Friday, September 05, 2014

Private internet monopolies run for their lives

I just finished reading this fascinating piece about how our much bemoaned incumbent internet service providers have been fending off the latest threat to their existence: community broadband. The Center for Public Integrity has done a great job of rounding up compelling examples of success and failure in community broadband. They have also shown just how low incumbent carriers are willing to go to protect their private monopolies.

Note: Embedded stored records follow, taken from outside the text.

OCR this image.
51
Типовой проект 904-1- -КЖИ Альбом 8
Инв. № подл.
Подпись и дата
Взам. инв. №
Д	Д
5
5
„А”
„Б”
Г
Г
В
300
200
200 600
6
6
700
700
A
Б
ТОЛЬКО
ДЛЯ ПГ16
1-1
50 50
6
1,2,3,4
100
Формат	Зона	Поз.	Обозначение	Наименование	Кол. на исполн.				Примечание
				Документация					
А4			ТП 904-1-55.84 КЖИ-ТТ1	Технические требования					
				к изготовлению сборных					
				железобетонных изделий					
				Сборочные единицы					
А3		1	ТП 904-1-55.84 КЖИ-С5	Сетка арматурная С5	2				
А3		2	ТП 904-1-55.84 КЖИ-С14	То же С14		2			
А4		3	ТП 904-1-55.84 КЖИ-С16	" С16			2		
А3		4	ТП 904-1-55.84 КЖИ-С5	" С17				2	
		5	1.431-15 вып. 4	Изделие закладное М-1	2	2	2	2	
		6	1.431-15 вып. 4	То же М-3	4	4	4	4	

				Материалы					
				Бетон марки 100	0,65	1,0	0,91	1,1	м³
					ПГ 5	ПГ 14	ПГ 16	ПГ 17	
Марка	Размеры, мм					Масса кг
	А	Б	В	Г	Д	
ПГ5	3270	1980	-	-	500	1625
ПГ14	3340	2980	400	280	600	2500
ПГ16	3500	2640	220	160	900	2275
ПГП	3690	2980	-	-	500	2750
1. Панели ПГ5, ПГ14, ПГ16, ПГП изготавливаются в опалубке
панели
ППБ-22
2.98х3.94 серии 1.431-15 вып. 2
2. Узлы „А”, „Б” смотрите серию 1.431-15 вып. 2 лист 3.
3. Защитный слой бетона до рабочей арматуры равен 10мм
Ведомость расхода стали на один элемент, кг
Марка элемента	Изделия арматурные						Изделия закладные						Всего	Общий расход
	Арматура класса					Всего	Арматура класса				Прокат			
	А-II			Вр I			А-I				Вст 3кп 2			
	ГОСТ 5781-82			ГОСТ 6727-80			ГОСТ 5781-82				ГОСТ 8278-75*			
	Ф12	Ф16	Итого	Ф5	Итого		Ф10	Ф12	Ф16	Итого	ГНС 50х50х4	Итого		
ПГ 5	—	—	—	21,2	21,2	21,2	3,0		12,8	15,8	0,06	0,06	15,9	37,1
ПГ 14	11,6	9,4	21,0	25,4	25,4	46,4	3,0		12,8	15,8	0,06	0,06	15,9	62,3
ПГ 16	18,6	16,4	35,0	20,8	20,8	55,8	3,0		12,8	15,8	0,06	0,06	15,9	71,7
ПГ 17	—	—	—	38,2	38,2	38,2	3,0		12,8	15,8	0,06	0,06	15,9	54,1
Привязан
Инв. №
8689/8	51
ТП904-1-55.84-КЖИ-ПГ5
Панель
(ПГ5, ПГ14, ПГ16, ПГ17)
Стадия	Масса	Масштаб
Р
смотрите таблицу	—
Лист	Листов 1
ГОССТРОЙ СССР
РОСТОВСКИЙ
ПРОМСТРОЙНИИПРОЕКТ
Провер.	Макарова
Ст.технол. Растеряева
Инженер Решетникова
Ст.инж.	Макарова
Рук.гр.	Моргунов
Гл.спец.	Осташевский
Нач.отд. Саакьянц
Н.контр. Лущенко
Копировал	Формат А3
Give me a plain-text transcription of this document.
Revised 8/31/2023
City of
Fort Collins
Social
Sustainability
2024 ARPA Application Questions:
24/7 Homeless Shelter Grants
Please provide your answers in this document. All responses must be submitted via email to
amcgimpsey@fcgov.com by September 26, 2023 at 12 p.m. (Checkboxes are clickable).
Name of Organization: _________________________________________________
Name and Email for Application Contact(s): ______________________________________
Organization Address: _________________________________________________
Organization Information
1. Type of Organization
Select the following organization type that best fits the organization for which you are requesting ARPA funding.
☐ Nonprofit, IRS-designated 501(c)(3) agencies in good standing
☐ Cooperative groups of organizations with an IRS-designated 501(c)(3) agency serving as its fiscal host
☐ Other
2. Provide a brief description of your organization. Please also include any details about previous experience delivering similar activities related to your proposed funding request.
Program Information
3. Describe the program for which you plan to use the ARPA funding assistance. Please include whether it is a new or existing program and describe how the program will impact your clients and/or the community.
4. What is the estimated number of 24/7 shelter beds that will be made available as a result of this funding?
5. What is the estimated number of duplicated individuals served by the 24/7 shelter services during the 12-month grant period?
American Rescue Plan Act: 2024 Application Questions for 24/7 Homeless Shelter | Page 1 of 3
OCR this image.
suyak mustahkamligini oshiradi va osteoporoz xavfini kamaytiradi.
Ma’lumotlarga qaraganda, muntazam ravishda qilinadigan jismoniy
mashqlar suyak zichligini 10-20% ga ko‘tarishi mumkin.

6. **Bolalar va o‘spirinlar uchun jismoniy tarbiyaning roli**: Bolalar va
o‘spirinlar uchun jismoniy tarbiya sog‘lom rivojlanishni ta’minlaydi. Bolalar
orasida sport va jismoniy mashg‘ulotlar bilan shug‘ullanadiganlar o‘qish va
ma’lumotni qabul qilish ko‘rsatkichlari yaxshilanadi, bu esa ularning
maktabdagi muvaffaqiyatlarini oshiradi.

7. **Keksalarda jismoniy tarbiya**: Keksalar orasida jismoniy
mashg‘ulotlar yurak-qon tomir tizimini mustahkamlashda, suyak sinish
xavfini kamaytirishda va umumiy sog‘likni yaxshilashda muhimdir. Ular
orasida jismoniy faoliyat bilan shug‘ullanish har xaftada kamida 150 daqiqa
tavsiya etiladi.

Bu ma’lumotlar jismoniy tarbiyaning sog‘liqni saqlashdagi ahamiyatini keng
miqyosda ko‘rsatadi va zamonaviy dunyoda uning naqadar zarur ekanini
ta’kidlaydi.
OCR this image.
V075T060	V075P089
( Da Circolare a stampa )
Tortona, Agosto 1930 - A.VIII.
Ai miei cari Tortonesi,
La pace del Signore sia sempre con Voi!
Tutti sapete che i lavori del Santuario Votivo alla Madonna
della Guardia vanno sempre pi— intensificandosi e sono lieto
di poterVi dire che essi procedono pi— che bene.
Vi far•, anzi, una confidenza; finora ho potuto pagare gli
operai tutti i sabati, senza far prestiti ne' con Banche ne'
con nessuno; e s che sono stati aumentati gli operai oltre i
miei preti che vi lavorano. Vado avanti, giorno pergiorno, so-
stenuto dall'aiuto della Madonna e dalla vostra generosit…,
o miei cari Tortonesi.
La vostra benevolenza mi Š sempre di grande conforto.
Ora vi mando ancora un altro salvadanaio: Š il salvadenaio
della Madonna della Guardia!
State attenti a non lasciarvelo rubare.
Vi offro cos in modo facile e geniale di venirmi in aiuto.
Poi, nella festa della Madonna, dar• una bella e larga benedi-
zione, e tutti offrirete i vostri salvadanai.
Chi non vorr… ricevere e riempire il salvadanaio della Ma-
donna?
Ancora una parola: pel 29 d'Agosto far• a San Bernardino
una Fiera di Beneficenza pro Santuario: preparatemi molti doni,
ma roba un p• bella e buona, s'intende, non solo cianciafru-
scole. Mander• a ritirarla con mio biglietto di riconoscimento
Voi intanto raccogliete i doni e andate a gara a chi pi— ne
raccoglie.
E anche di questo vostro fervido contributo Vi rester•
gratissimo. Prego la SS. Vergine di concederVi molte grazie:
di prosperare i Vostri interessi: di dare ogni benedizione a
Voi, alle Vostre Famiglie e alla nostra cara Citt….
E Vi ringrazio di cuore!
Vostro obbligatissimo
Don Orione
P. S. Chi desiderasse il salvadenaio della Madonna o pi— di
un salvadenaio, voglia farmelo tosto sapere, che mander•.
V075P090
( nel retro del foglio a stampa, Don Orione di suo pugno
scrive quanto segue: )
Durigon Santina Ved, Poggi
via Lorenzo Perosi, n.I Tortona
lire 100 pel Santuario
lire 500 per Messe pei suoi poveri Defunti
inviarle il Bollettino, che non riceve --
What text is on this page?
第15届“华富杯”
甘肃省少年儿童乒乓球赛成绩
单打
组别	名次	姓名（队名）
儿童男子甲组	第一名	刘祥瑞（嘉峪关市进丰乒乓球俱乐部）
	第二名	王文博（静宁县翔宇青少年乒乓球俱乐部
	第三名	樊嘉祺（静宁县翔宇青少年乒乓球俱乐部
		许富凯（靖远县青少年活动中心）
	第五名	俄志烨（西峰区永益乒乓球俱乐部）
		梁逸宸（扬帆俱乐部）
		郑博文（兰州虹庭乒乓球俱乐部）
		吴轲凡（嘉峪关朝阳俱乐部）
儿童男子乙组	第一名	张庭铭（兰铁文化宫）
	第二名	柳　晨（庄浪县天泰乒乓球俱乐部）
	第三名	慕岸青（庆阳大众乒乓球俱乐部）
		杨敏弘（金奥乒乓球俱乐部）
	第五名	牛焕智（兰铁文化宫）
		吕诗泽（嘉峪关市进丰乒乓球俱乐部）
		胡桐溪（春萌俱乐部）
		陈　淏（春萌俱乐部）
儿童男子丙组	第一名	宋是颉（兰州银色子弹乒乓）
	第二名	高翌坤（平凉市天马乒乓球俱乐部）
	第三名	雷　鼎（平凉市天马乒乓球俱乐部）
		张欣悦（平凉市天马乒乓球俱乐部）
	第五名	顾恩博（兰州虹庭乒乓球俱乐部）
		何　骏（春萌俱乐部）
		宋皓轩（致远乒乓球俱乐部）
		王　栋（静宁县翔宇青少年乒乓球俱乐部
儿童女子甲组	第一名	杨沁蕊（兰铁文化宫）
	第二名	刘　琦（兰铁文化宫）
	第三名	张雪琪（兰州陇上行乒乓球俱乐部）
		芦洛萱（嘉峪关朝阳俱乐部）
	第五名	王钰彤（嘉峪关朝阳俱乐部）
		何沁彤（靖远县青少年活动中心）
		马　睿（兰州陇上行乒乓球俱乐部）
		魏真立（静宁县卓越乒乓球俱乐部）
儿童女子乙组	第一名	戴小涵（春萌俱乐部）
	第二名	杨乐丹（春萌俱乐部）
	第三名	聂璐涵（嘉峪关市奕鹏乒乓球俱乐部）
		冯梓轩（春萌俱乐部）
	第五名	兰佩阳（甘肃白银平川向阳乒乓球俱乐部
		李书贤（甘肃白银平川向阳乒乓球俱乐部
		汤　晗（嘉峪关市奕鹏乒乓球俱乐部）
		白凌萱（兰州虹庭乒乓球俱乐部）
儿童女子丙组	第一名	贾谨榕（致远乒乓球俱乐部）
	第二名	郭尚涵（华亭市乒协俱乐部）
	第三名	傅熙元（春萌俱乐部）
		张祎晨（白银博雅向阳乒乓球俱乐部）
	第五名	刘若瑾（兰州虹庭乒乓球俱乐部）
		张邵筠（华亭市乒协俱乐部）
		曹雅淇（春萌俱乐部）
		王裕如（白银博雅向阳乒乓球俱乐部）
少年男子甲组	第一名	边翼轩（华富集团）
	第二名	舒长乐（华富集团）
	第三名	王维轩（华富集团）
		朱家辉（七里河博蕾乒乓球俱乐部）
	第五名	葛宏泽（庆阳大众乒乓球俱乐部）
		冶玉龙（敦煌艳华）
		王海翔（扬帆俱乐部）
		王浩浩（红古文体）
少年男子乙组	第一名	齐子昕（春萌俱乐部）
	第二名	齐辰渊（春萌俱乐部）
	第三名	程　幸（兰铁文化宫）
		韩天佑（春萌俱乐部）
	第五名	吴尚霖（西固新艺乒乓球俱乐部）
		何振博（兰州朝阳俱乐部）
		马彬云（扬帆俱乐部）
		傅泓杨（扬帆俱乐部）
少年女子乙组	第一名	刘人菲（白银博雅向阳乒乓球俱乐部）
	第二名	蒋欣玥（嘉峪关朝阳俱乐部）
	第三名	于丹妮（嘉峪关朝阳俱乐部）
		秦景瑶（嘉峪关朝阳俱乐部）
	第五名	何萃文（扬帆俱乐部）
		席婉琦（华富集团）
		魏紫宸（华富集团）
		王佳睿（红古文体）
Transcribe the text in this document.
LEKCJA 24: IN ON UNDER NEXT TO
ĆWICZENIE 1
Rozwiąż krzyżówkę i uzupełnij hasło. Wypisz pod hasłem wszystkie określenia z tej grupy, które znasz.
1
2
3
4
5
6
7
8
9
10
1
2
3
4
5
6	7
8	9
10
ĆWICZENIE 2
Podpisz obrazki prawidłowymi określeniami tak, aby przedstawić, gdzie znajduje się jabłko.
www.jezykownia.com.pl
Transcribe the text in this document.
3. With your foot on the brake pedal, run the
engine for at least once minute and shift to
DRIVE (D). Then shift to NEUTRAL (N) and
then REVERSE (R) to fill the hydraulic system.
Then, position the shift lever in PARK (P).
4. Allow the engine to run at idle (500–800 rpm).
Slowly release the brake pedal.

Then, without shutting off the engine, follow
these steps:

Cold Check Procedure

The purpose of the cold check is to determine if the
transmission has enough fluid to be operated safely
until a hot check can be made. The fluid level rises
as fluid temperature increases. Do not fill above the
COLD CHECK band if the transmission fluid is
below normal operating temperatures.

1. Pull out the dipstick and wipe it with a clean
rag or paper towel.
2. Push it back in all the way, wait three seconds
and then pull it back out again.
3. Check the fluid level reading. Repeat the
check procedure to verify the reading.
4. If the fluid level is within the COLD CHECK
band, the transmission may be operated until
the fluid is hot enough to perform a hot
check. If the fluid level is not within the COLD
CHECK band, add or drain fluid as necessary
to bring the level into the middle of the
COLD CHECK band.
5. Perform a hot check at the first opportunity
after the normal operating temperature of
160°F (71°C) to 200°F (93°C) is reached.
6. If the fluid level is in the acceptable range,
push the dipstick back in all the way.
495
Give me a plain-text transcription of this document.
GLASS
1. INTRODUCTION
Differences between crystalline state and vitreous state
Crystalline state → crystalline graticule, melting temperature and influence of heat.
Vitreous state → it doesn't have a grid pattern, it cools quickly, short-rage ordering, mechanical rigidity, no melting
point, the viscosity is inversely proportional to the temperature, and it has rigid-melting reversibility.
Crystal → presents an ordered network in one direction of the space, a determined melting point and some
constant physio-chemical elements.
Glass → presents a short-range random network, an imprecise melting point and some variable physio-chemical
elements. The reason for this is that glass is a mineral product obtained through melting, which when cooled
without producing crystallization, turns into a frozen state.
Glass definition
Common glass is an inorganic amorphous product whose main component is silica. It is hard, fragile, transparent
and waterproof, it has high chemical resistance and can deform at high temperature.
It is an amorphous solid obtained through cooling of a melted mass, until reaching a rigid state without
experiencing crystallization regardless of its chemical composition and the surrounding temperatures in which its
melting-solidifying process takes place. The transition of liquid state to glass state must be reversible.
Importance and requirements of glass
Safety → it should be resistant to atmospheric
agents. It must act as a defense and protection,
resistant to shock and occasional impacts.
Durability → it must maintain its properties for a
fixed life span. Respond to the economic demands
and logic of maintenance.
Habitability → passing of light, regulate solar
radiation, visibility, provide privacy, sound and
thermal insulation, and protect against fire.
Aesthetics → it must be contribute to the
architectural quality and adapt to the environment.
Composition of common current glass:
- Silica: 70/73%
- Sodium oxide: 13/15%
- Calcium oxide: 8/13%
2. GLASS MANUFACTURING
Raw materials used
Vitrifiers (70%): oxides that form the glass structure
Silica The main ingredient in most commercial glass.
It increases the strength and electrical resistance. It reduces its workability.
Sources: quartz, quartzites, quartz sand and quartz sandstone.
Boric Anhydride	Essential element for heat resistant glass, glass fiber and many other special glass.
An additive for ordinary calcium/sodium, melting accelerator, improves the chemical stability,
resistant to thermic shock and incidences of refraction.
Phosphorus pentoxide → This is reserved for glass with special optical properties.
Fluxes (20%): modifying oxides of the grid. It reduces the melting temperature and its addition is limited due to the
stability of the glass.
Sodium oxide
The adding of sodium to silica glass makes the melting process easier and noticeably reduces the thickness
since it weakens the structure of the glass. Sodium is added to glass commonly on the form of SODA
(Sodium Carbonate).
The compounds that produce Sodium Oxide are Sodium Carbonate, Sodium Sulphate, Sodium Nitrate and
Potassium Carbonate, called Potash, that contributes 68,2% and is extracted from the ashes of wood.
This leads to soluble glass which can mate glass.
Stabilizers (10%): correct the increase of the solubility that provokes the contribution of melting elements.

In particular, I found this choice quote:
“The idea of private capital competing with taxpayer-provided capital just feels inconsistent to us with what a free-market system looks like,” AT&T Chief Executive Officer Randall Stephenson said at a U.S. Senate hearing in June. “But where it’s unserved, it seems like a logical place for government to step in and provide a solution.”
Here again, we see a government protected monopoly perpetuating the illusion that they are acting as a private enterprise in a free market, when in fact, nothing could be further from the truth. They think that they can pick and choose who and where they want to serve, but the purpose of their franchise agreements is to make sure that everyone is served and that they meet the demand for service. If they were meeting demand, community broadband would not even be a consideration.

I also found the following quote very telling about the other side, the government side:
“We don’t quarrel with the fact that AT&T has shareholders that it has to answer to,” Bowling said with a drawl while sitting in the spacious wood-paneled den of her log-cabin-style home. “That’s fine, and I believe in capitalism and the free market. But when they won’t come in, then Tennesseans have an obligation to do it themselves.” 
That is from Janice Bowling, a Republican state senator from Tennessee. Clearly, we have a difference in opinion here. But what is striking to me is that incumbent telcos actually believe they have the right to tell communities to sit down, shut up and wait for them to give residents world-class service when they're good and ready.

This is the problem with the entire debate and the debate needs to be reframed. The debate isn't about whether or not government should get involved in providing and selling internet access. There are numerous examples of utilities selling internet access at very reasonable rates with very high speeds, and making money doing it. They are paying off bonds and setting aside money for improvements.

The debate needs to take into account that so-called "private internet" services offered by the incumbents are really all that private. They act as if only private capital is involved, and ignore all of the help they have gotten along the way, all of the trust we have given them to provide the services we expect to get.

Consider the easements internet providers get around the home. They get to run their cable in the ground in public roads on poles on our sidewalks. They are also willing to sue to prevent others from using that space, just as Centurylink sued Utopia to stop it from running cable to my house.

Then there is the matter of trust. At my location, there is only one provider with better than 5mbs of speed and that is Comcast. In a truly competitive market, I would expect see more than a dozen companies offering service, but there are only two. As far as I can tell, Centurylink has ceded this territory to Comcast. Probably because they both know that true competition is expensive.

If we listen to the incumbents, we will hear about the failures, the mismanagement and the problems associated with community broadband. But we will never hear about the same problems with so-called private broadband services. Nor will we ever hear about the millions spent on lobbying rather than on building.

Shouldn't that be what the debate is about?